Partners in pottery
Maureen Marcotte and David McKenzie married 40 years to their art and each other
Maureen Marcotte and David McKenzie are potters who work together, sharing studios, materials and kilns. They also live together. And they have been doing both for 40 years.
“Working together for 40 years means that we have had to learn to compromise, even on the music playing in the studio,” Marcotte tells me.
“And we see this as a positive aspect,” she adds.
It also means, she says, “being able to divide the labour to suit each other’s talents and expertise. We both don’t have to know and do everything.” There are some disadvantages. “Our identity is often linked to the fact that we are a pair, and our individual identities are not as strong as our collective identity,” Marcotte says.
Marcotte and McKenzie are celebrating their creative partnership with In Common Uncommon, an exhibition at the Art Gallery of Burlington until July 28.
The exhibition offers a variety of forms, mostly in porcelain.
“In our early years, we worked exclusively in stoneware, and made the switch to porcelain when colour and decoration became priorities.”
But when it comes to shape and decoration, Marcotte and McKenzie differ. Her shapes are uncomplicated. They are decorated with precise and repetitive patterns.
By contrast, his shapes and their decorated surfaces are more irregular and complex, often with stronger colours. Moreover, his pieces often embody themes, meanings and stories.
Marcotte divides one of her big circular plates into three areas. The central and outer parts contain a variety of white leaf motifs against black. The rest of the space is filled with black, white and brown leaves arranged in rows like weaving or knitting designs.

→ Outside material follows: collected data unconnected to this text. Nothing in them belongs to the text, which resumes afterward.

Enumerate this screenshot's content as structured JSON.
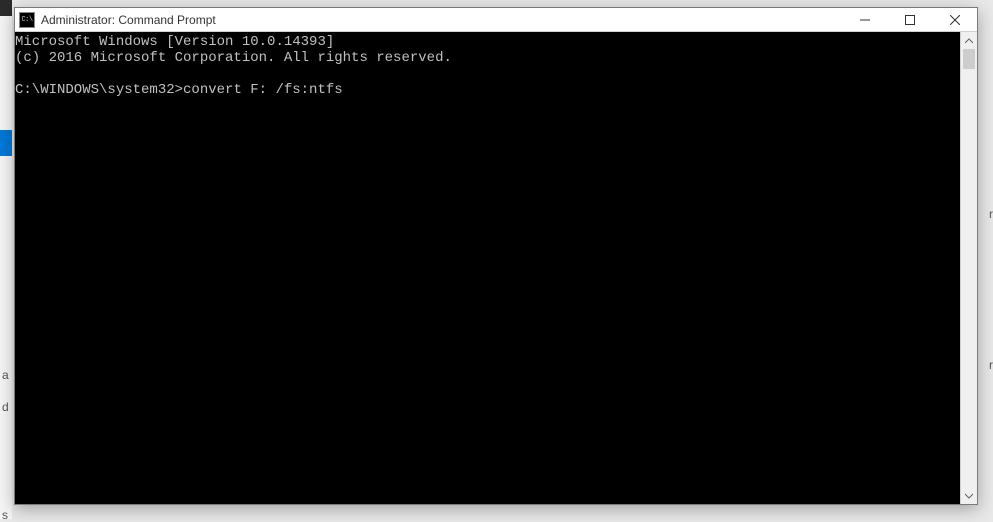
{
  "window": {
    "title": "Administrator: Command Prompt",
    "icon_text": "C:\\"
  },
  "console": {
    "line1": "Microsoft Windows [Version 10.0.14393]",
    "line2": "(c) 2016 Microsoft Corporation. All rights reserved.",
    "blank": "",
    "prompt": "C:\\WINDOWS\\system32>",
    "command": "convert F: /fs:ntfs"
  },
  "bg": {
    "frag1": "r",
    "frag2": "d",
    "frag3": "r",
    "frag4": "a",
    "frag5": "s"
  }
}
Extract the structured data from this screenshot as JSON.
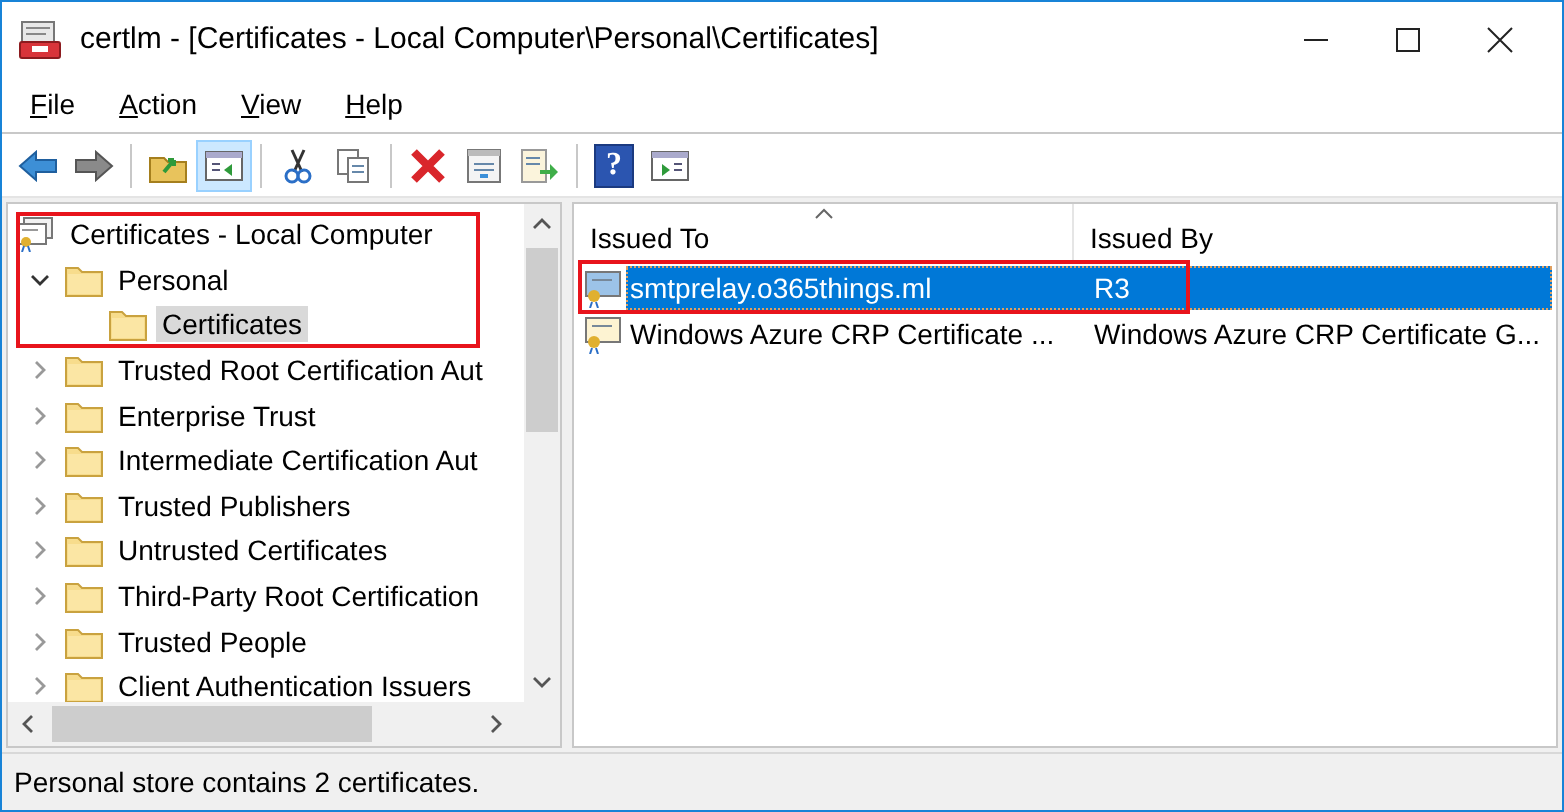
{
  "window": {
    "title": "certlm - [Certificates - Local Computer\\Personal\\Certificates]"
  },
  "menu": [
    "File",
    "Action",
    "View",
    "Help"
  ],
  "toolbar": [
    {
      "kind": "back",
      "pressed": false
    },
    {
      "kind": "forward",
      "pressed": false
    },
    {
      "kind": "separator"
    },
    {
      "kind": "up",
      "pressed": false
    },
    {
      "kind": "tree-toggle",
      "pressed": true
    },
    {
      "kind": "separator"
    },
    {
      "kind": "cut",
      "pressed": false
    },
    {
      "kind": "copy",
      "pressed": false
    },
    {
      "kind": "separator"
    },
    {
      "kind": "delete",
      "pressed": false
    },
    {
      "kind": "properties",
      "pressed": false
    },
    {
      "kind": "export",
      "pressed": false
    },
    {
      "kind": "separator"
    },
    {
      "kind": "help",
      "pressed": false,
      "label": "?"
    },
    {
      "kind": "action-pane",
      "pressed": false
    }
  ],
  "tree": {
    "label": "Certificates - Local Computer",
    "highlighted": true,
    "children": [
      {
        "label": "Personal",
        "expanded": true,
        "selected": false,
        "highlighted": true,
        "children": [
          {
            "label": "Certificates",
            "selected": true,
            "highlighted": true
          }
        ]
      },
      {
        "label": "Trusted Root Certification Aut",
        "expanded": false,
        "selected": false,
        "highlighted": false
      },
      {
        "label": "Enterprise Trust",
        "expanded": false,
        "selected": false,
        "highlighted": false
      },
      {
        "label": "Intermediate Certification Aut",
        "expanded": false,
        "selected": false,
        "highlighted": false
      },
      {
        "label": "Trusted Publishers",
        "expanded": false,
        "selected": false,
        "highlighted": false
      },
      {
        "label": "Untrusted Certificates",
        "expanded": false,
        "selected": false,
        "highlighted": false
      },
      {
        "label": "Third-Party Root Certification",
        "expanded": false,
        "selected": false,
        "highlighted": false
      },
      {
        "label": "Trusted People",
        "expanded": false,
        "selected": false,
        "highlighted": false
      },
      {
        "label": "Client Authentication Issuers",
        "expanded": false,
        "selected": false,
        "highlighted": false
      }
    ]
  },
  "table": {
    "columns": [
      {
        "label": "Issued To",
        "sorted": true
      },
      {
        "label": "Issued By",
        "sorted": false
      }
    ],
    "rows": [
      {
        "issued_to": "smtprelay.o365things.ml",
        "issued_by": "R3",
        "selected": true,
        "highlighted": true
      },
      {
        "issued_to": "Windows Azure CRP Certificate ...",
        "issued_by": "Windows Azure CRP Certificate G...",
        "selected": false,
        "highlighted": false
      }
    ]
  },
  "status_bar": "Personal store contains 2 certificates."
}
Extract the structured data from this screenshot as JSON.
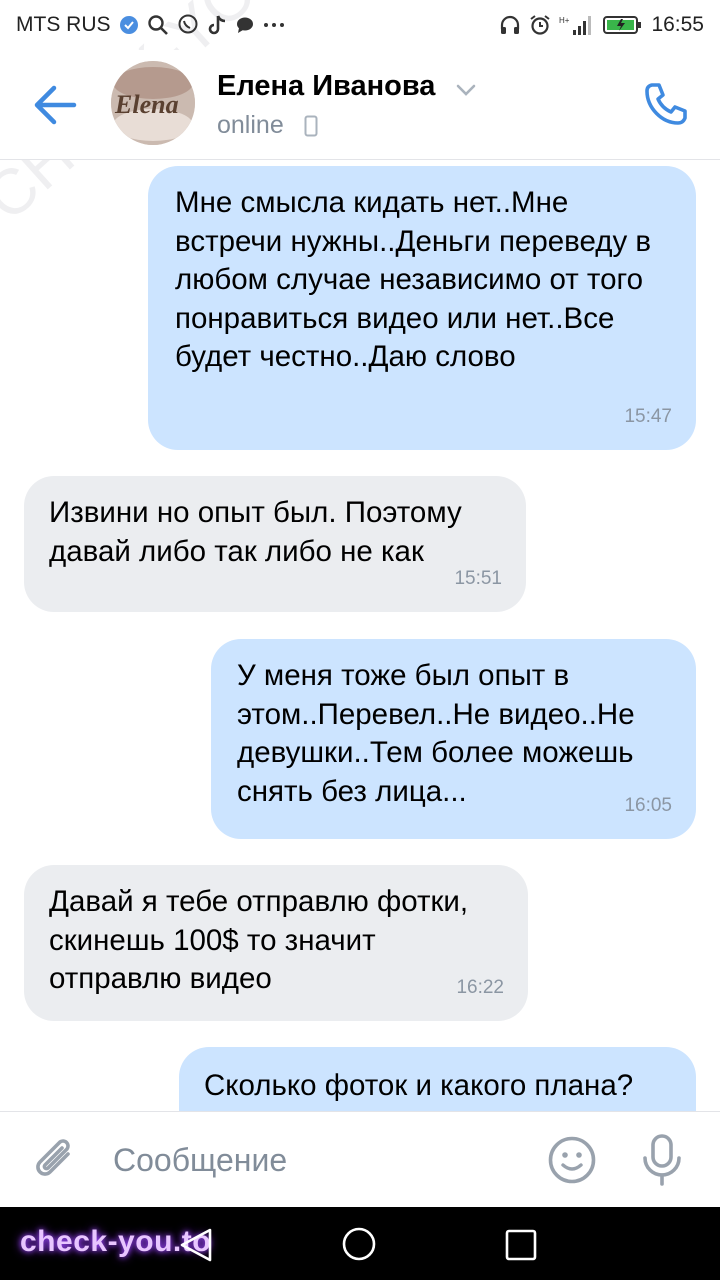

“This body of work is part of a continuum based on my love of pattern and surface decoration and the ways in which repetitive motifs can be used to enhance simple pottery forms,” Marcotte explains. “Much of my inspiration comes from textile arts and historical ceramics.”
A whimsical rabbit leaps into the centre of McKenzie’s Mimbres Rabbit, a four-sided slab plate. The rabbit boasts a black face, black feet and a body filled with red triangles echoed by blue lines.
McKenzie says the rabbit is a new motif for him, its style inspired by ancient Mimbres pottery once made in such places as New Mexico and Arizona.
He likes the rabbit’s traditional links to “fertility, good luck, creativity, rebirth and resurrection, but also of a trickster and shape-shifter who can live above or below the ground.”
The rest of the plate’s interior is covered with striking blue glazes. And the edges are ragged and uneven, in strong contrast to Marcotte’s neater and calmer shapes.
McKenzie’s Night Circus, a slab form, is filled with vertically stacked compartments, each one different.
“Night Circus started as a form, then for a while I’d be scratching my head on how to paint it,” McKenzie says.
“There are never any preliminary drawings, I just start somewhere and off it goes.
“In this case I would have started with the red and white circus tent motif and, because I think life is like a disjointed circus, I would have filled in my story line with archetypal female and male figures like queen and stag, as well as boats and vessels to symbolize the journey.
“The title would have been the last addition to the piece.”
Maureen Marcotte, Plate with Leaf and Geometric Designs, porcelain. Part of In Common Uncommon.
Top: David McKenzie, Mimbres Rabbit, porcelain. Bottom: David McKenzie, Night Circus, porcelain. Both are part of In Common Uncommon, an exhibition at the Art Gallery of Burlington.